Desde la ciudad de Chincha, ciudad de la cordialidad escribo esta entrada. Esta localidad esta situada muy cerca del epicentro del terremoto que sufrió Perú el 15.08.2007, donde se alcanzó la cifra de 596 muertos. Estamos revisando un proyecto sobre salud mental y conociendo sobre el terreno la realidad de esta zona en cuanto a sanidad mental, que por cierto es casi inexistente, tanto a nivel privado como público, y viendo aún los efectos del terremoto. Perece que el sismo ocurrió hace un mes, rara es la calle en la que no existe más de una, de dos, tres...casa derrumbadas, y ahí siguen, sin levantarlas.

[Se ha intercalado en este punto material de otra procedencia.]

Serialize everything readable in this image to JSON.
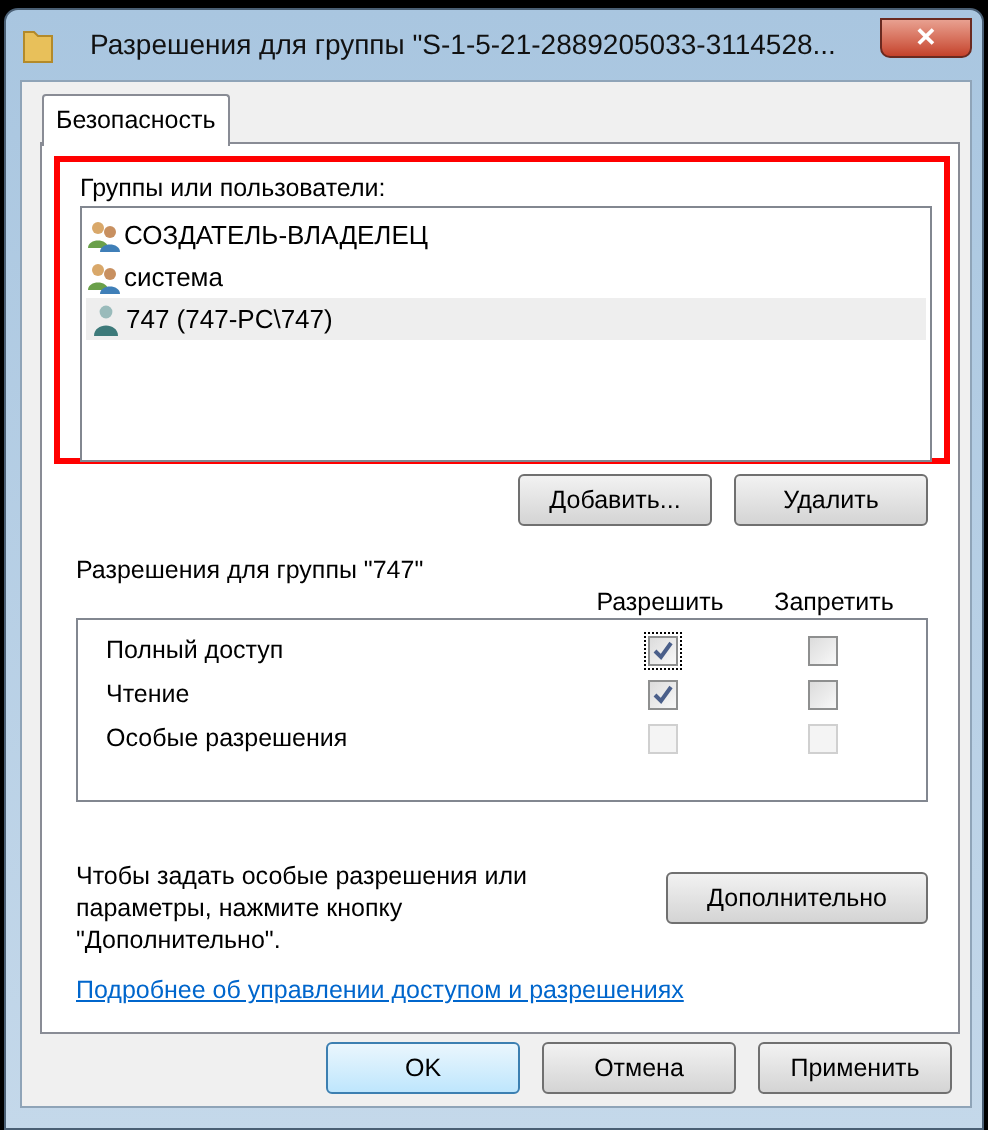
{
  "window": {
    "title": "Разрешения для группы \"S-1-5-21-2889205033-3114528...",
    "close": "✕"
  },
  "tabs": [
    {
      "label": "Безопасность",
      "selected": true
    }
  ],
  "groups": {
    "label": "Группы или пользователи:",
    "highlighted": true,
    "items": [
      {
        "name": "СОЗДАТЕЛЬ-ВЛАДЕЛЕЦ",
        "kind": "group",
        "selected": false
      },
      {
        "name": "система",
        "kind": "group",
        "selected": false
      },
      {
        "name": "747 (747-PC\\747)",
        "kind": "user",
        "selected": true
      }
    ],
    "buttons": [
      "Добавить...",
      "Удалить"
    ]
  },
  "permissions": {
    "label": "Разрешения для группы \"747\"",
    "columns": [
      "Разрешить",
      "Запретить"
    ],
    "rows": [
      {
        "name": "Полный доступ",
        "allow": {
          "checked": true,
          "disabled": false,
          "focused": true
        },
        "deny": {
          "checked": false,
          "disabled": false,
          "focused": false
        }
      },
      {
        "name": "Чтение",
        "allow": {
          "checked": true,
          "disabled": false,
          "focused": false
        },
        "deny": {
          "checked": false,
          "disabled": false,
          "focused": false
        }
      },
      {
        "name": "Особые разрешения",
        "allow": {
          "checked": false,
          "disabled": true,
          "focused": false
        },
        "deny": {
          "checked": false,
          "disabled": true,
          "focused": false
        }
      }
    ]
  },
  "advanced": {
    "text": "Чтобы задать особые разрешения или параметры, нажмите кнопку \"Дополнительно\".",
    "button": "Дополнительно"
  },
  "link": "Подробнее об управлении доступом и разрешениях",
  "footer_buttons": [
    {
      "label": "OK",
      "default": true
    },
    {
      "label": "Отмена",
      "default": false
    },
    {
      "label": "Применить",
      "default": false
    }
  ]
}
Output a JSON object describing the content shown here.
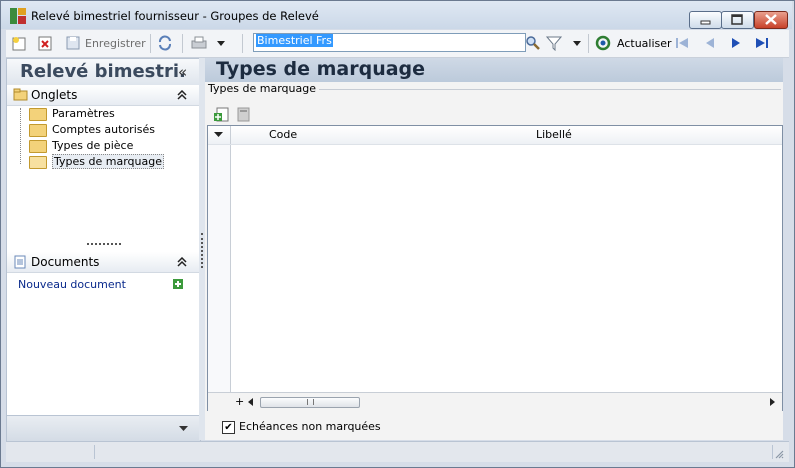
{
  "window": {
    "title": "Relevé bimestriel fournisseur -  Groupes de Relevé"
  },
  "toolbar": {
    "save_label": "Enregistrer",
    "search_value": "Bimestriel Frs",
    "refresh_label": "Actualiser"
  },
  "left_pane": {
    "title": "Relevé bimestri.",
    "collapse_glyph": "«",
    "onglets_label": "Onglets",
    "onglets_items": [
      "Paramètres",
      "Comptes autorisés",
      "Types de pièce",
      "Types de marquage"
    ],
    "selected_item": "Types de marquage",
    "documents_label": "Documents",
    "new_document_label": "Nouveau document"
  },
  "right_pane": {
    "title": "Types de marquage",
    "group_label": "Types de marquage",
    "grid": {
      "columns": [
        "Code",
        "Libellé"
      ],
      "rows": []
    },
    "checkbox_label": "Echéances non marquées",
    "checkbox_checked": true
  },
  "colors": {
    "accent": "#3399ff",
    "link": "#0a2a8c",
    "header_text": "#1d2c40"
  }
}
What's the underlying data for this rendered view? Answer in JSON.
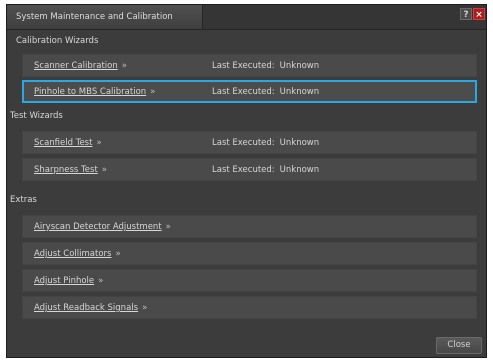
{
  "window": {
    "title": "System Maintenance and Calibration",
    "help_label": "?",
    "close_label": "×"
  },
  "sections": {
    "calibration": "Calibration Wizards",
    "test": "Test Wizards",
    "extras": "Extras"
  },
  "status_label": "Last Executed:",
  "arrow": "»",
  "rows": {
    "scanner": {
      "label": "Scanner Calibration",
      "status": "Unknown"
    },
    "pinhole_mbs": {
      "label": "Pinhole to MBS Calibration",
      "status": "Unknown"
    },
    "scanfield": {
      "label": "Scanfield Test",
      "status": "Unknown"
    },
    "sharpness": {
      "label": "Sharpness Test",
      "status": "Unknown"
    },
    "airyscan": {
      "label": "Airyscan Detector Adjustment"
    },
    "collimators": {
      "label": "Adjust Collimators"
    },
    "pinhole": {
      "label": "Adjust Pinhole"
    },
    "readback": {
      "label": "Adjust Readback Signals"
    }
  },
  "footer": {
    "close_label": "Close"
  },
  "colors": {
    "selection_border": "#29a9e1",
    "close_button": "#b01c1c"
  }
}
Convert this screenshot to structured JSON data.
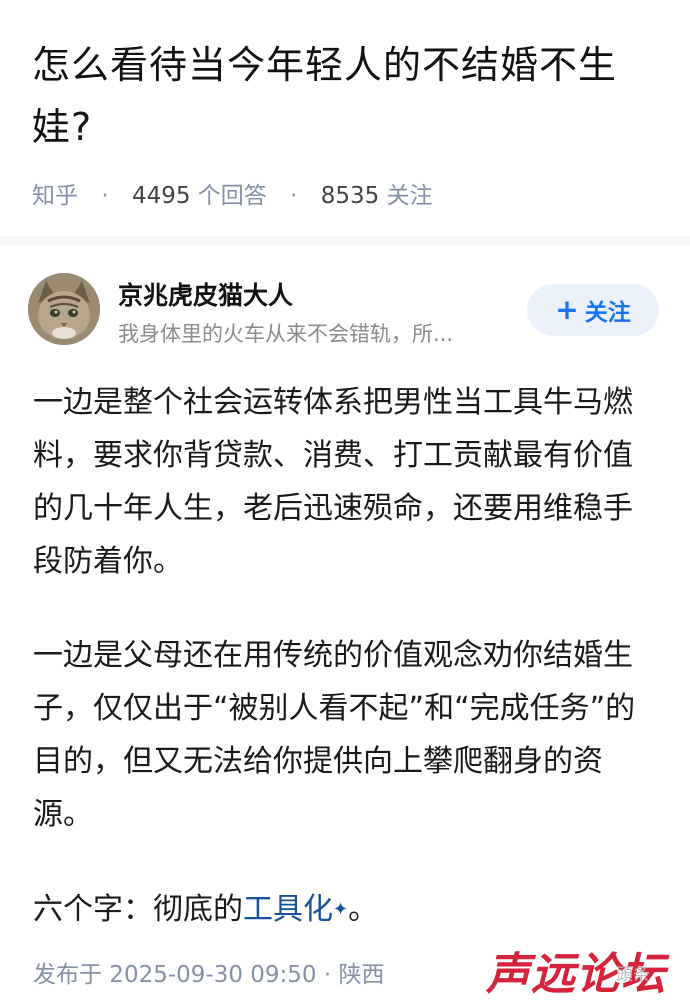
{
  "question": {
    "title": "怎么看待当今年轻人的不结婚不生娃?",
    "source": "知乎",
    "answers_count": "4495",
    "answers_label": "个回答",
    "followers_count": "8535",
    "followers_label": "关注"
  },
  "author": {
    "name": "京兆虎皮猫大人",
    "bio": "我身体里的火车从来不会错轨，所...",
    "follow_label": "关注"
  },
  "answer": {
    "paragraph1": "一边是整个社会运转体系把男性当工具牛马燃料，要求你背贷款、消费、打工贡献最有价值的几十年人生，老后迅速殒命，还要用维稳手段防着你。",
    "paragraph2": "一边是父母还在用传统的价值观念劝你结婚生子，仅仅出于“被别人看不起”和“完成任务”的目的，但又无法给你提供向上攀爬翻身的资源。",
    "paragraph3_prefix": "六个字：彻底的",
    "paragraph3_term": "工具化",
    "paragraph3_suffix": "。"
  },
  "footer": {
    "published": "发布于  2025-09-30  09:50 · 陕西"
  },
  "watermark": {
    "text": "声远论坛",
    "faint": "頭条"
  },
  "colors": {
    "accent": "#1772f6",
    "meta": "#8590a6",
    "term_link": "#175199",
    "watermark": "#d4233a"
  }
}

Por todos lados surgen asentamientos de casas de esteras, plásticos y maderas...y el gobierno? pues no sabemos muy bien como administra las ayudas. A pesar de esto se trata de un pueblo hospitalario que da todo lo que tiene, e incluso lo que no tiene, enamorados de su país, de su cultura, de sus comidas!!, son encantadores.
Este nuevo proyecto que estamos revisando ya esta funcionando aqui en Chincha, en una casa de reposo para enfermos mentales, pero que hay que mejorar, para dar una mejor calidad al enfermo. Habrá que darlo a conocer en Espáña, existe bastante necesidad, agravada por la catastrofe del año pasado.
Dentro de poco marcharemos para la Amazonía central, y tendremos que decir hasta pronto a Kharla, Rosanna, Darwin...y tantos que nos han acogido de una forma tan especial.

miércoles, 25 de junio de 2008

Cosas que pasan...de nuevo el mundo marista.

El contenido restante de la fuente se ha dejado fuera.